それから、我とその人間、ヒヨナとの、奇妙な生活が始まった。
[ルディって言うの? 私は一夜、よろしくね]
話してみると、意外と気さくで面白い人間だった。
当初、ヒヨナは我のことを竜だと思っていたらしい。
実際に竜を目にしたことがあり、その竜達はとても優しい者達で、だからこそ、我も同じ類の存在なのだろうと考えたようだ。
我の神気を浴びてなお、その発想ができるのは、素直に称賛できる。
ヒヨナは様々なことを話してくれた。
好きなもの、嫌いなもの、興味があるもの、家族のこと。
特に家族に関しては、兄が一人いるらしい。その兄に、ここに連れてきてもらったら、契約者に攫われたようだった。
なんとも数奇な運命だが、話しているうちに、我はすっかりヒヨナのことを気に入ってしまった。
それはそうだ。我が愛し子とかなり似ているばかりか、気さくに話しかけ、怖がる様子もない。
まさに逸材。安易に愛し子を増やすべきではないのはわかっているが、それでも、保護する対象として見るには十分すぎた。
我は、いくつかの加護と、呪文を授けた。
呪文に関しては、さっぱりと言った雰囲気だったが、知識として頭の中にあるだけでも違う。
それに、重要なのは、我と話をしてくれるということ。最低限、脅威から身を守れるならば、なんでもよかった。
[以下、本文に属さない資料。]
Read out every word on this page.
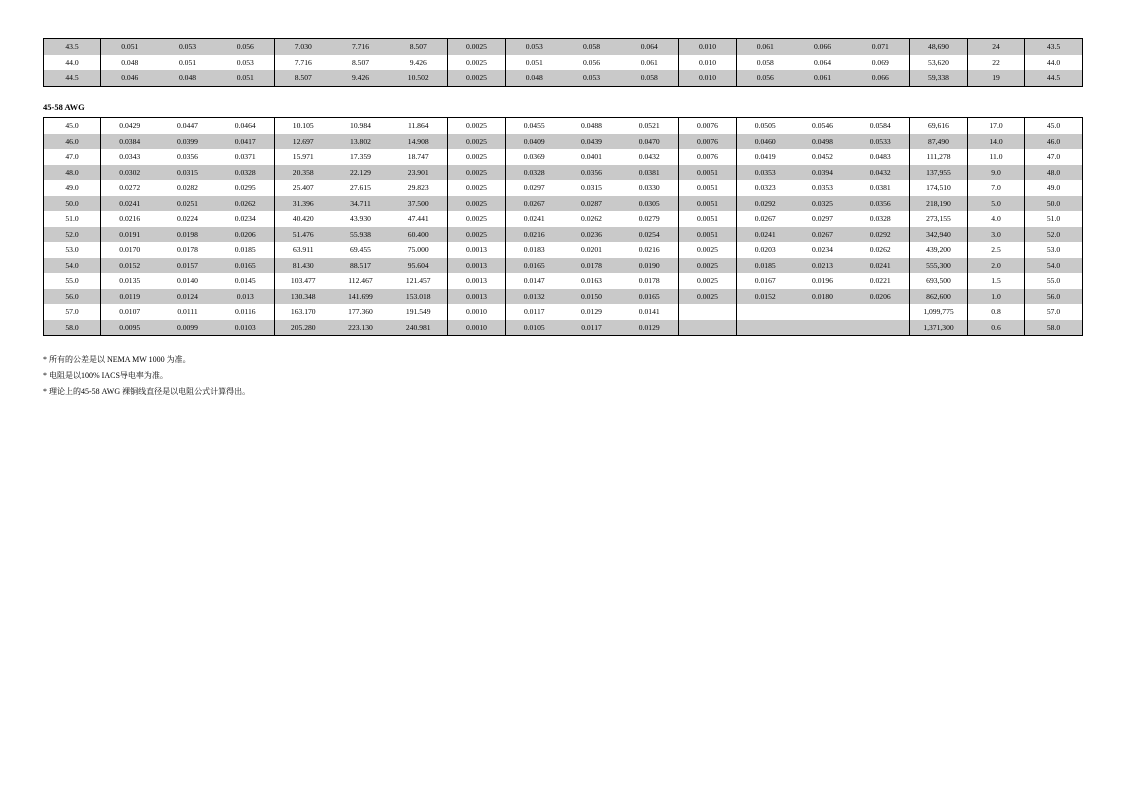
43.5	0.051	0.053	0.056	7.030	7.716	8.507	0.0025	0.053	0.058	0.064	0.010	0.061	0.066	0.071	48,690	24	43.5
44.0	0.048	0.051	0.053	7.716	8.507	9.426	0.0025	0.051	0.056	0.061	0.010	0.058	0.064	0.069	53,620	22	44.0
44.5	0.046	0.048	0.051	8.507	9.426	10.502	0.0025	0.048	0.053	0.058	0.010	0.056	0.061	0.066	59,338	19	44.5
45-58 AWG
45.0	0.0429	0.0447	0.0464	10.105	10.984	11.864	0.0025	0.0455	0.0488	0.0521	0.0076	0.0505	0.0546	0.0584	69,616	17.0	45.0
46.0	0.0384	0.0399	0.0417	12.697	13.802	14.908	0.0025	0.0409	0.0439	0.0470	0.0076	0.0460	0.0498	0.0533	87,490	14.0	46.0
47.0	0.0343	0.0356	0.0371	15.971	17.359	18.747	0.0025	0.0369	0.0401	0.0432	0.0076	0.0419	0.0452	0.0483	111,278	11.0	47.0
48.0	0.0302	0.0315	0.0328	20.358	22.129	23.901	0.0025	0.0328	0.0356	0.0381	0.0051	0.0353	0.0394	0.0432	137,955	9.0	48.0
49.0	0.0272	0.0282	0.0295	25.407	27.615	29.823	0.0025	0.0297	0.0315	0.0330	0.0051	0.0323	0.0353	0.0381	174,510	7.0	49.0
50.0	0.0241	0.0251	0.0262	31.396	34.711	37.500	0.0025	0.0267	0.0287	0.0305	0.0051	0.0292	0.0325	0.0356	218,190	5.0	50.0
51.0	0.0216	0.0224	0.0234	40.420	43.930	47.441	0.0025	0.0241	0.0262	0.0279	0.0051	0.0267	0.0297	0.0328	273,155	4.0	51.0
52.0	0.0191	0.0198	0.0206	51.476	55.938	60.400	0.0025	0.0216	0.0236	0.0254	0.0051	0.0241	0.0267	0.0292	342,940	3.0	52.0
53.0	0.0170	0.0178	0.0185	63.911	69.455	75.000	0.0013	0.0183	0.0201	0.0216	0.0025	0.0203	0.0234	0.0262	439,200	2.5	53.0
54.0	0.0152	0.0157	0.0165	81.430	88.517	95.604	0.0013	0.0165	0.0178	0.0190	0.0025	0.0185	0.0213	0.0241	555,300	2.0	54.0
55.0	0.0135	0.0140	0.0145	103.477	112.467	121.457	0.0013	0.0147	0.0163	0.0178	0.0025	0.0167	0.0196	0.0221	693,500	1.5	55.0
56.0	0.0119	0.0124	0.013	130.348	141.699	153.018	0.0013	0.0132	0.0150	0.0165	0.0025	0.0152	0.0180	0.0206	862,600	1.0	56.0
57.0	0.0107	0.0111	0.0116	163.170	177.360	191.549	0.0010	0.0117	0.0129	0.0141					1,099,775	0.8	57.0
58.0	0.0095	0.0099	0.0103	205.280	223.130	240.981	0.0010	0.0105	0.0117	0.0129					1,371,300	0.6	58.0
* 所有的公差是以 NEMA MW 1000 为准。
* 电阻是以100% IACS导电率为准。
* 理论上的45-58 AWG 裸铜线直径是以电阻公式计算得出。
そうして話していること数日、不意に、我が権能の気配を感じた。
それは、あれほど使うなと言っていた死者を操る権能。
まさか契約者が、と思ったが、我との約束を破るはずがないと思い、すぐさま向かった。
すると、待っていたのは、一匹の竜だった。
傍らには、我が棘を手にした奇妙な人族もいる。
辺りは蠢く死者で埋め尽くされており、どう考えても、こいつらがやったことは明白だった。
死者を冒涜することは、我を冒涜することと同義。罰を与えようと思ったが、どうにも話が違うらしい。
その場にいた竜の証言により、権能を使ったのは我が契約者だと判明。
まさか、信者ともあろうものがそんな愚かなことをするとは思わなかったが、ヒヨナがこの竜は嘘をつかないというのだから間違いない。
その後、その棘はその竜、ヒヨナの兄の下へと渡ることになった。
なんでも、元々ヒヨナは別世界の住人であり、ここに来たのは、単なる観光のようなものらしい。
だったら我がついて行けばいいとも思ったが、異世界で見知らぬ神が活動することは、あまりいい顔をされないらしい。
確かに、外宇宙からやってきた神々のように、好き勝手に支配しようというのは現地の神からしたらいい気はしないだろう。
ヒヨナを取られると思い、少し食い下がって見たが、ヒヨナは我よりも、その兄のことの方が大事なようだ。
まあ、仕方ない。家族は大切にすべきだし、肉親だというのなら、その絆も強いはず。ましてや、どうやらこの兄も、数奇な運命を辿ってきたようだし、礼儀を考えても、横取りするのは非常識だろう。
我は、条件を付けて、ヒヨナを手放すことに決めた。
ヒヨナが別世界の住人であり、この世界にあまり来れないというのなら、せめてこの世界に来た時くらいは、共に過ごしたい。
ヒヨナは、我が認めた数少ない愛し子。このまま永遠に離れ離れは、心苦しいからな。
次いつ来るかはわからないが、少なくとも、人間である以上は、数百年とは経たないはずだ。
もし約束が守られなかった時は、考えがある。なに、彼の竜は真面目な性格のようだ。約束を反故にすることはあるまい。
我は、今日も一人で待つ。
次に来る、ヒヨナの笑顔を思い浮かべながら。